St. Anselm, although very strict in the enforcement of the canons favoring celibacy, found recalcitrant priests in his own diocese whose course he characterized as “bestial insanity.”

117

So says Bayle, author of the Historical and Critical Dictionary, a magnificent work in many volumes. Bayle was a man of whom it has justly been said his “profound and varied knowledge not only did much to enlighten the age in which he lived by pointing out the errors and supplying the deficiencies of contemporaneous writers of the seventeenth century, but down to the present time his work has preserved a repository of facts from which scholars continually draw.”

118

Those who support celibacy would perhaps choose rather to allow crimes than marriage, because they derive considerable revenue by giving license to keep concubines. A certain prelate boasted openly at his table that he had in his diocese 1,000 priests who kept concubines, and who paid him, each of them, a crown a year for their license. —Cornelius Aggrippa.

119

For years in Germany the word Pufferkind signified “priest’s bastard.” Montesquieu declared celibacy to be libertinism.

120

Amelot (Abraham Nicholas), born in Orleans 1134, declared the celibacy of the clergy to have been established a law in order to prevent the alienation of the church estate.

121

Pope Pelagius was unwilling to establish the Bishop of Sagola in his see because he had a wife and family, and only upon condition that wife and children should inherit nothing at his death except what he then possessed, was he finally confirmed.
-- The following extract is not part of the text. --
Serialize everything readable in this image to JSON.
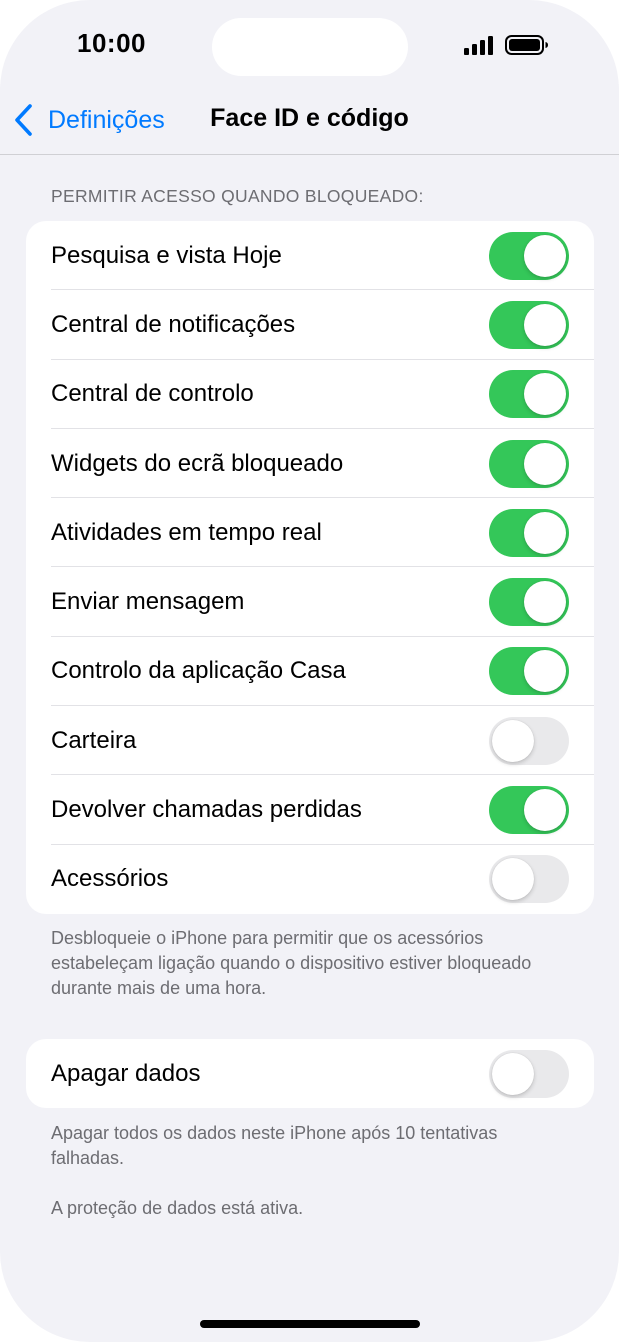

All else was to go into the coffers of the church.

122

Cardinal Otto decreed that wives and children of priests should have no benefit from the estate of the husband and father; such estates should be vested in the church.

123

In 1396 Charles VI forbade that the testimony of women should be received in any of the courts of his kingdom.

124

The council of Tivoli, in the Soisonnais, 909, in which twelve bishops took part, promulgated a Canon requiring the oath of seven witnesses to convict a priest with having lived with a woman; if these failed of clearing him he could do so by his own oath.

125

Though the clergy now and then made use both of the Justinian and Theodosian Codes, the former body of law, as such, was notwithstanding from the reign of the Emperor Justinian, or about the year of our Lord 560, till the beginning of the 12th century, or the year of Christ, 1230 or thereabouts, of no force in the west in matter of government. Seldon. —Dissertation on Fleta, p. 112.